# Glass shelves for kitchen cabinets?



## lynnoleum (May 14, 2010)

Hi, guys! I have a customer who wants me to get glass shelves for some of the wall cabinets I built for his kitchen. He claims that glass shelves always go with glass doors (I made frame & flat panel for the cabs; he now wants the panel replace with glass). It's news to me; I've never had this request before. I have a major concern: he thinks I can just get 1/4 - 3/8" glass and simply park it on the little spoon pins that are holding up the current shelves. This doesn't sound feasible to me - one of the cabs is 32" wide and I know glass will not flex, period. Any thoughts?


----------



## a1Jim (Aug 9, 2008)

I would suggest tempered glass and you can put them spoon pegs I've done it many times. I do like to put the plastic bumpers on the feet though, the kind you use to keep the cabinet doors from slamming.


----------



## CampD (Nov 8, 2008)

As Jim states "Tempered Glass" most glass shops will do it, can get expensive once you add in softening the edges, I'd get an estimate from the shop to give to your client. I use rubber covered L pins for the supports instead of just the pins (rockler has them).


----------



## jerryz (Jun 4, 2009)

Actually glass, regular glass will flex up to a point and then break, and as Jim suggested for this application Tempered Glass is the appropiate material to use.
You definitevily need to have the edges eased by the glass supplier, you don't want your customer or anybody else to cut him/herself with them.
For the pins I would use this stile:

http://www.woodcraft.com/Product/2001080/10110/Supports--Bracket-Style--Brass--14-(25).aspx

You can put a small rubber feet to reduce noise and vibration although I have forego this myself.


----------



## thatwoodworkingguy (May 19, 2010)

I usualy use hardwood cleats with ruber bumpers on the corners to hold glass shelves.


----------



## cpollock (Jan 19, 2009)

I put glass shelves in my kitchen cupboard and love them. The glass supplier told me they would be strong enough on their own (I got 1/4 tempered glass, and the shelves are 42" by 14". Nevertheless…I come from the over-design school, so I used 3/4" x 14" wood blocks on each end, then added a 3/4" steel angle bracket across the span toward the front of the shelf. You can see the brackets, of course, but in a kitchen cabinet they are not distracting. I once discovered a grandkid had climbed up on the shelves to get a box of cereal, and so I'm glad I've got that extra insurance in the design.


----------



## closetguy (Sep 29, 2007)

I would use shelf pins designed for glass shelves, such as this. Setting glass shelves on metal pins would allow the shelves to slide around too easy. Or, at a minimum like campD suggested using rubber covered pins. 32" is pretty long for a glass shelf. I would drill an extra set of shelf pins centered up the back of the cabinets, but in line with the side shelf pin holes. This will give more support to the shelf in the center.

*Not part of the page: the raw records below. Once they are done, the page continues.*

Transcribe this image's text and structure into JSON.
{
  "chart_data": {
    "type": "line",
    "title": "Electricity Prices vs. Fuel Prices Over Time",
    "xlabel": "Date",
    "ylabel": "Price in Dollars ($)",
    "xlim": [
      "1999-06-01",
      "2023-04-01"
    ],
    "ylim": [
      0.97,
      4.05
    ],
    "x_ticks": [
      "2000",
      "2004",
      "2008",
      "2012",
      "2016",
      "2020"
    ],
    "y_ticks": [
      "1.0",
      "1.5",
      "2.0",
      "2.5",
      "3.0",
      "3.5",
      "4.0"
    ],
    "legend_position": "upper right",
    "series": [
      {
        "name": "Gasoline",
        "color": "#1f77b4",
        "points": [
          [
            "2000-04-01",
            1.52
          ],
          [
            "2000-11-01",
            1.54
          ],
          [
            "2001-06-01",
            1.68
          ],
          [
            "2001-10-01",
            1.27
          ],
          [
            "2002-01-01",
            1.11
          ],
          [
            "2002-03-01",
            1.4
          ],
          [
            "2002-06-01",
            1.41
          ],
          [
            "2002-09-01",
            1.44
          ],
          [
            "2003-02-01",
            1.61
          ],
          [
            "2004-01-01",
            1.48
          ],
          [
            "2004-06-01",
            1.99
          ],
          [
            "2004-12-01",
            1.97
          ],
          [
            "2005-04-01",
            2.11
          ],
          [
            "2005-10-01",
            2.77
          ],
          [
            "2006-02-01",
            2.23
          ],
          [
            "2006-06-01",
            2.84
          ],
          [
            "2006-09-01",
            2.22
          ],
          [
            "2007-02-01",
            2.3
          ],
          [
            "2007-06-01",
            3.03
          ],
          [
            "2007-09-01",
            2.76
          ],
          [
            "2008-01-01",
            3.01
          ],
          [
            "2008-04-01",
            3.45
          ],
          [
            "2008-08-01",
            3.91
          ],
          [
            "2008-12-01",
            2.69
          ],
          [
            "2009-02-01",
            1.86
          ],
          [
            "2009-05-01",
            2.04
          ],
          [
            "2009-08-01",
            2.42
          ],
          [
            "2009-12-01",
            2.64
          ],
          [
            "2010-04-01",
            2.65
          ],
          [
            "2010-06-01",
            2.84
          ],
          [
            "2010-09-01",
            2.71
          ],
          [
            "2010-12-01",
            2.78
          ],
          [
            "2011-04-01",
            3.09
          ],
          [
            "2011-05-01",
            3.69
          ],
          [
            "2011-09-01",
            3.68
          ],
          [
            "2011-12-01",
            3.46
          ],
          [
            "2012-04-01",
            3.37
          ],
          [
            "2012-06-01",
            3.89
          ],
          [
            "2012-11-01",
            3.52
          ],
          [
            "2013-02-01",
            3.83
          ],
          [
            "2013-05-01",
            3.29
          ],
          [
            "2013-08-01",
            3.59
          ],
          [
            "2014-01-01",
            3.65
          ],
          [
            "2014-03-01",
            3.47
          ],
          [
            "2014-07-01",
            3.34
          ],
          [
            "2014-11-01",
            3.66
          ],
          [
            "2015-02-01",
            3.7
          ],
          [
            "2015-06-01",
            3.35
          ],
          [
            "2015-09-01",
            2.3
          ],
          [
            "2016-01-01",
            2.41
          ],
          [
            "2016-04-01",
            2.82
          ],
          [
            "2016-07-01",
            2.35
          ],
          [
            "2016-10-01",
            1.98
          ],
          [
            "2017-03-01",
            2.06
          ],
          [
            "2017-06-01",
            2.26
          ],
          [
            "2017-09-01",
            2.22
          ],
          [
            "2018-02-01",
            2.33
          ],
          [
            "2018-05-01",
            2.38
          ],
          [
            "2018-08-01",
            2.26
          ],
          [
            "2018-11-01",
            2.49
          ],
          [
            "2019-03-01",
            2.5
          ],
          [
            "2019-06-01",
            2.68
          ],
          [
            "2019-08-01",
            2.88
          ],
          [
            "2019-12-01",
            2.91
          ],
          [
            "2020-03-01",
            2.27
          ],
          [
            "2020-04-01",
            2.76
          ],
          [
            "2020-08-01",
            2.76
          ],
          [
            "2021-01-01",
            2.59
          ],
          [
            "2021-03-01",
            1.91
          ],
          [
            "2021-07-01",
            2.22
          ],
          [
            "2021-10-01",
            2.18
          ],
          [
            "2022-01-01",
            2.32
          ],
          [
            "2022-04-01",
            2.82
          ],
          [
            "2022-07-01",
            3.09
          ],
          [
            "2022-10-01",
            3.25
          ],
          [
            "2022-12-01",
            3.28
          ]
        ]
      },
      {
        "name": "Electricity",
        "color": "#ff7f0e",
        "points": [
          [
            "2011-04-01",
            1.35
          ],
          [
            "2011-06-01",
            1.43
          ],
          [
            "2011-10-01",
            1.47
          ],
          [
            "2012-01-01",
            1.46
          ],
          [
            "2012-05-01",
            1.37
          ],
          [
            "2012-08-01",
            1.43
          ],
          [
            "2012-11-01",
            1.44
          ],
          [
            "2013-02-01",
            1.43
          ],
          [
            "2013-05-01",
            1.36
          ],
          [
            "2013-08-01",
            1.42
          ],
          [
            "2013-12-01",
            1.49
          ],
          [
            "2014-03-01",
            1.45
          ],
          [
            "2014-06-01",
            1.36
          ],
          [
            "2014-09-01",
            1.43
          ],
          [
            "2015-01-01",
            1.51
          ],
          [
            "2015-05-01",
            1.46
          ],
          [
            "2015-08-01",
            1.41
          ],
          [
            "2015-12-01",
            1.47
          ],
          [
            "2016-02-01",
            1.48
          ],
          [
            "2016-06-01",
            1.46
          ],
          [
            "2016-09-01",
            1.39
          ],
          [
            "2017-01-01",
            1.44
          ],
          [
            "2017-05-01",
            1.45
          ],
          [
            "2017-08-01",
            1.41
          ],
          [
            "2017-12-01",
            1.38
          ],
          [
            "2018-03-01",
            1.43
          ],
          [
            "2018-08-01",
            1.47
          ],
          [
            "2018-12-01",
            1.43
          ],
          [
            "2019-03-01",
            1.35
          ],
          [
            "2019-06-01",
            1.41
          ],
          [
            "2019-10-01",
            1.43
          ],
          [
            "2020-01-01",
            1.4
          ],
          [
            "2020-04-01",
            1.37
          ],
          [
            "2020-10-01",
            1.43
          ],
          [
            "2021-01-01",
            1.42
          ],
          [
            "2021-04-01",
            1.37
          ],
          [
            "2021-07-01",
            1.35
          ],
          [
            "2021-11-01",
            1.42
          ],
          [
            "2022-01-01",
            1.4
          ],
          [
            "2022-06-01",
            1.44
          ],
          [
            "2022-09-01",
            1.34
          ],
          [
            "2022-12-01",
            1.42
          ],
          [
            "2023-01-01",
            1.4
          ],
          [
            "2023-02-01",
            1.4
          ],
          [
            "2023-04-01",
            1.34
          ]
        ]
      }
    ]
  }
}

1/4" tempered glass with polished edges is the way to go for the shelves, but you can use 1/8" - 3/16" non-tempered for the door. I just bought a 22×18 x 1/4 tempered glass for $35. In quantities of 5 or more, it's $30. Your customer may change his mind when you give him the price for this change order.


----------



## RR43 (Jul 7, 2011)

I'm designing a set of pseudo-craftsmen style cabinets that I am planning to use glass shelves in. My plan is to put a notched 1/2×1 1/2 ledger vertically from the bottom to the top of the cabinet in each corner. The glass panels will rest in the notches and will be adjustable for height. Any tgougts on this approach?


----------



## Loren (May 30, 2008)

Glass doesn't flex much so squareness of carcase assembly matters
a lot - which can be thrown off by using plywoods for example. MDF
and melamine are easier to manage in terms of squareness of
the box from cabinet to cabinet. Out of square carcases may be
square at the front and out at the back - no big deal visually but
out of square is usually some kind of twist, which can throw off 
the "planarity" of shelf-in holes and standards. I recommend either
having more control over squareness of assembly than most 
home shop guys have, of making one of the 4 rows of holes
or standards adjustable up or down a bit.


----------



## RR43 (Jul 7, 2011)

I have begun using pocket hole joinery for cabinets. I have found it to be very strong and with the use of some home grown jigs, I have found I can control for square. I've been using epoxy finished plywood: 3/4" for the floor and 1/2" for the sides. I use three pieces of 3/4 poplar;2 pieces insert onto the back and one piece inst across the top in the front. Typically the initial case is pretty close to square. To help keep it that way, I lay it face down on a flat table and use a clamp on the diagonal to fine tune the squareness. At that point, I install a 1/4" tempered Masonite on the back with18 gauge air nailer. I've been very pleased with the results and find they cases go together quickly. Its key to make sure wall the parts are square to begin with, but I assume we do that anyways.


----------



## BillWhite (Jul 23, 2007)

I wouldn't/won't do a glass shelf (or wood for that matter) any longer than 36".
Yep. Tempered is the way to go. Get your glass guy to show ya the difference in edge treatments.
Bill


----------